Overnight stops in Penzance before you start your South West Coast Path Walking Holiday
Leaving Penzance it’s an easy start to your walking following the national cycleway (or the pebble beach if you prefer) around the sheltered and striking Mounts Bay.
At Marazion you will take in Cornwall’s iconic image – the fairytale looking St Michaels Mount which dominates everything here, a Benedictine Priory, fortress and a major port for tin and copper and that’s only half its story - you can visit by wandering down its cobbled causeway at low tide or take a ferry boat if the water is in.
Overnight stops in Marazion as the start of your Cornish Coast Path Walk
Back on the Cornwall Coast Path you now start to encounter cliffs and coves, passing the offshore Greeb and Bears Rocks en route to a perfect little sandy beach at Perran Sands. Climbing high now up Stackhouse Cliffs, to round Cudden Point, a long craggy finger of rock thrust out into the ocean take in fantastic outlooks in both directions back to St Michaels Mount and ahead towards Lizard.
At Prussia Cove you reach the haunt of the infamous King of Prussia aka local smuggler John Carter. Pass his storage caves in Piskies Cove and the ruts across the beach where the contraband was dragged ashore on carts far below the cliff top battery he built to discourage revenue boats. Next up is Bessy's cove, named after Bessy Burrow who had an alehouse on the cliffs stocked with John Carters smuggled brandy no less! These deep blue and turquoise coves give way to the impressive mile long Praa sands where you can gaze at the surfing enthusiasts catching waves as you tramp along the tops of the sand dunes.

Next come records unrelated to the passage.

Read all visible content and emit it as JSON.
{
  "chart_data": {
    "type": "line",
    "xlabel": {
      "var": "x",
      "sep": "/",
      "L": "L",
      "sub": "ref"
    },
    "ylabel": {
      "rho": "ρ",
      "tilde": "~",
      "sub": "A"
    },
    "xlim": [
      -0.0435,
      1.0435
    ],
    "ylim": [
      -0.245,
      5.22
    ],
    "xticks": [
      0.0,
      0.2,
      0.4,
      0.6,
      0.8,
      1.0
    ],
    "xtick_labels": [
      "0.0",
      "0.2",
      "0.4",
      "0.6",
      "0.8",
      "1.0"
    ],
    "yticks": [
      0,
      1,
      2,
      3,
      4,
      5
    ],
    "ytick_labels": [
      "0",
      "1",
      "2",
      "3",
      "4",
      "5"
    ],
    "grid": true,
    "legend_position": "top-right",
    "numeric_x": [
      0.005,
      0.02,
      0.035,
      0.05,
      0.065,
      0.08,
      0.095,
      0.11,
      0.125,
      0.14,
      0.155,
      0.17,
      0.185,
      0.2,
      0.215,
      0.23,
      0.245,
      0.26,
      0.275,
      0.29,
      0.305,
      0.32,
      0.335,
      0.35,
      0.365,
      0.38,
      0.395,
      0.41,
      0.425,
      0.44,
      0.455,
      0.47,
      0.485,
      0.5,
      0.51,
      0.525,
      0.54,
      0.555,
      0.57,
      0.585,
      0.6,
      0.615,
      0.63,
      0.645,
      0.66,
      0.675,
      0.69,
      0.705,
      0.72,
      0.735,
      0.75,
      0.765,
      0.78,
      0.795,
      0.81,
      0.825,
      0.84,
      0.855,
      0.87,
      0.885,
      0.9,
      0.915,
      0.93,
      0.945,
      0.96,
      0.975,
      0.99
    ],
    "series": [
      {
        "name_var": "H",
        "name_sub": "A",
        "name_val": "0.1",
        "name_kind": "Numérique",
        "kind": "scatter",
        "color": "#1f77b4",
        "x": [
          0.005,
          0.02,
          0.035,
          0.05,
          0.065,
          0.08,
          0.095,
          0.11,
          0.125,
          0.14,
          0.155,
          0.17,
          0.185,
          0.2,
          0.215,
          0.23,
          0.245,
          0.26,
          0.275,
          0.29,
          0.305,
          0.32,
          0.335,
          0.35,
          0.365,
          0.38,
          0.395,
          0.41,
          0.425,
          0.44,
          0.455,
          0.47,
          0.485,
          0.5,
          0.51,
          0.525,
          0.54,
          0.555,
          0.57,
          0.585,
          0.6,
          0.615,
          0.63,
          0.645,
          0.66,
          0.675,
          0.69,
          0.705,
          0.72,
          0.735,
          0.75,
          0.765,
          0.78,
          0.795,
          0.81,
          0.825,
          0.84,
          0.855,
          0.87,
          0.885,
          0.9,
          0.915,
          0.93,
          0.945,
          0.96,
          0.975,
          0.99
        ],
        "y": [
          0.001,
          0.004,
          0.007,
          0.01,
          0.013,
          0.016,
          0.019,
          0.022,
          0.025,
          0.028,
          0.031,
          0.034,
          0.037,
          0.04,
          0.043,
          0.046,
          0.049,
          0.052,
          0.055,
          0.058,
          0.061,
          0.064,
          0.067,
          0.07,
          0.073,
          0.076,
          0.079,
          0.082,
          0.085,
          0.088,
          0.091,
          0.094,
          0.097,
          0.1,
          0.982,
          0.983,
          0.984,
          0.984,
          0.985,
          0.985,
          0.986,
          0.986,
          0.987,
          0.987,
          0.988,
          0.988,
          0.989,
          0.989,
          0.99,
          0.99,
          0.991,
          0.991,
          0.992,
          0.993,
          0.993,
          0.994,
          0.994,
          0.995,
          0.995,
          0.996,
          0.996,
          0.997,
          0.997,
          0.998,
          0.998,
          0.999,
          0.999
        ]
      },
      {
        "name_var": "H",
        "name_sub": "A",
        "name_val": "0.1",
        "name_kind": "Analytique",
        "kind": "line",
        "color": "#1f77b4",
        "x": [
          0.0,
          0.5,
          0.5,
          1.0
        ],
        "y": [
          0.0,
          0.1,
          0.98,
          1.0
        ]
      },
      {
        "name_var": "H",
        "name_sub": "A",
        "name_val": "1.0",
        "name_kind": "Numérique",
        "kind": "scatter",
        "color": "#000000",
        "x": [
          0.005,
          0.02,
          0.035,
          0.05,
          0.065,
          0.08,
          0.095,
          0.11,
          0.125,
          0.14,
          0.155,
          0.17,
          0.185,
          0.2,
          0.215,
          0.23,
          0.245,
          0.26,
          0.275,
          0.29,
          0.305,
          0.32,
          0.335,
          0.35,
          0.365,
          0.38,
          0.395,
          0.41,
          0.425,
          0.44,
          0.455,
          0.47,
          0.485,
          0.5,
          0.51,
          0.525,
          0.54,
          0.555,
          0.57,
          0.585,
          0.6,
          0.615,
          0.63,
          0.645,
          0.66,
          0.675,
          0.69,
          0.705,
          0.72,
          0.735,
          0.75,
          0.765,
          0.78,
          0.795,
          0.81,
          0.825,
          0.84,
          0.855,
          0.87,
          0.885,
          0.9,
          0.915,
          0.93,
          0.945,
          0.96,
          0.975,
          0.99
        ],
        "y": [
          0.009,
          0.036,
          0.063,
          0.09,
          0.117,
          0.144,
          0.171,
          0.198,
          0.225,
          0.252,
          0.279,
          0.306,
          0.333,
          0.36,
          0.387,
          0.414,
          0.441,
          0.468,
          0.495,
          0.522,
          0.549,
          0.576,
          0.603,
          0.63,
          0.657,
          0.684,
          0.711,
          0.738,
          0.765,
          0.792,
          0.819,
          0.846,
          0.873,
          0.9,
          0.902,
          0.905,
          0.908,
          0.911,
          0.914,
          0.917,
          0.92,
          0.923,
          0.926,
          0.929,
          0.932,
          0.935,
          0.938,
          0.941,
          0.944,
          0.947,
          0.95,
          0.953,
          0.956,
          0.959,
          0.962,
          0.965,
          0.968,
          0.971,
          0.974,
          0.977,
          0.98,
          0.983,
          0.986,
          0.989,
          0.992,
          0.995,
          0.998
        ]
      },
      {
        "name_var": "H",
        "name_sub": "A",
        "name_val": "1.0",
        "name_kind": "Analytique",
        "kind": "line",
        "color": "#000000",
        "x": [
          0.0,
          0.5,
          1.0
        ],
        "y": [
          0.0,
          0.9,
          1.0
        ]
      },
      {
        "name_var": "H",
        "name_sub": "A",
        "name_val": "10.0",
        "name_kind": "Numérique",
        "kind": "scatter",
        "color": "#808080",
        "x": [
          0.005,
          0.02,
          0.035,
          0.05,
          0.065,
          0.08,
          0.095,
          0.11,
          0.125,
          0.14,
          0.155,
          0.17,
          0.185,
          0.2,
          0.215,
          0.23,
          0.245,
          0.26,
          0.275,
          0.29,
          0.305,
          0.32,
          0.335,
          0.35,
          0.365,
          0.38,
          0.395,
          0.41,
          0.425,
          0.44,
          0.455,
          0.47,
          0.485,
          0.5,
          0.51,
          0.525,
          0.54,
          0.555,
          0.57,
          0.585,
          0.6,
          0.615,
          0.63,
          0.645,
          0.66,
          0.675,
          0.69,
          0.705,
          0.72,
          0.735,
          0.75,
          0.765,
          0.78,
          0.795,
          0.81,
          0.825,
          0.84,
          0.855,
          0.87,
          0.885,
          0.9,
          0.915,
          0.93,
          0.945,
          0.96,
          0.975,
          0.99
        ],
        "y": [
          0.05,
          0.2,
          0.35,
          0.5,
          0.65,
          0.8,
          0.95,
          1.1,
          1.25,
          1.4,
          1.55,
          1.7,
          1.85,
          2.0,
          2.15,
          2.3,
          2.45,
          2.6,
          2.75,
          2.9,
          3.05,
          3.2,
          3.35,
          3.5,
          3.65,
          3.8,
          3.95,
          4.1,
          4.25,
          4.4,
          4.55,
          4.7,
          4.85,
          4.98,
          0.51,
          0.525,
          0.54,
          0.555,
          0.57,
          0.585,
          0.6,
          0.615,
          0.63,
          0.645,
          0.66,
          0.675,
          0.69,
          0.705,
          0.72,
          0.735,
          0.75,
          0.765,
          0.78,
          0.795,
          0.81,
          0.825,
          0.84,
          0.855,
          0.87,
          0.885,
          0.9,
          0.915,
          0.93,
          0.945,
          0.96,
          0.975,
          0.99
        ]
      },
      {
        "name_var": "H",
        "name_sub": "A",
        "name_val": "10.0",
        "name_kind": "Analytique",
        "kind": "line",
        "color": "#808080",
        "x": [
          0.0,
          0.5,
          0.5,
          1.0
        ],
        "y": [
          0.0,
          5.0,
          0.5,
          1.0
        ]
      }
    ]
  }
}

You end the day on some challenging trails through Mine country. Haunting ruins at Rinsey Head emerge from wild areas of gorse and lead onto Wheal Prosper's impressive remains where ruinous engine houses somehow cling to the cliffs along the trail. Finishing the day after Tregear point where you pass the first of many monuments to shipwreck victims after a short pause here, it’s an easy drop down to the harbour at Porthleven.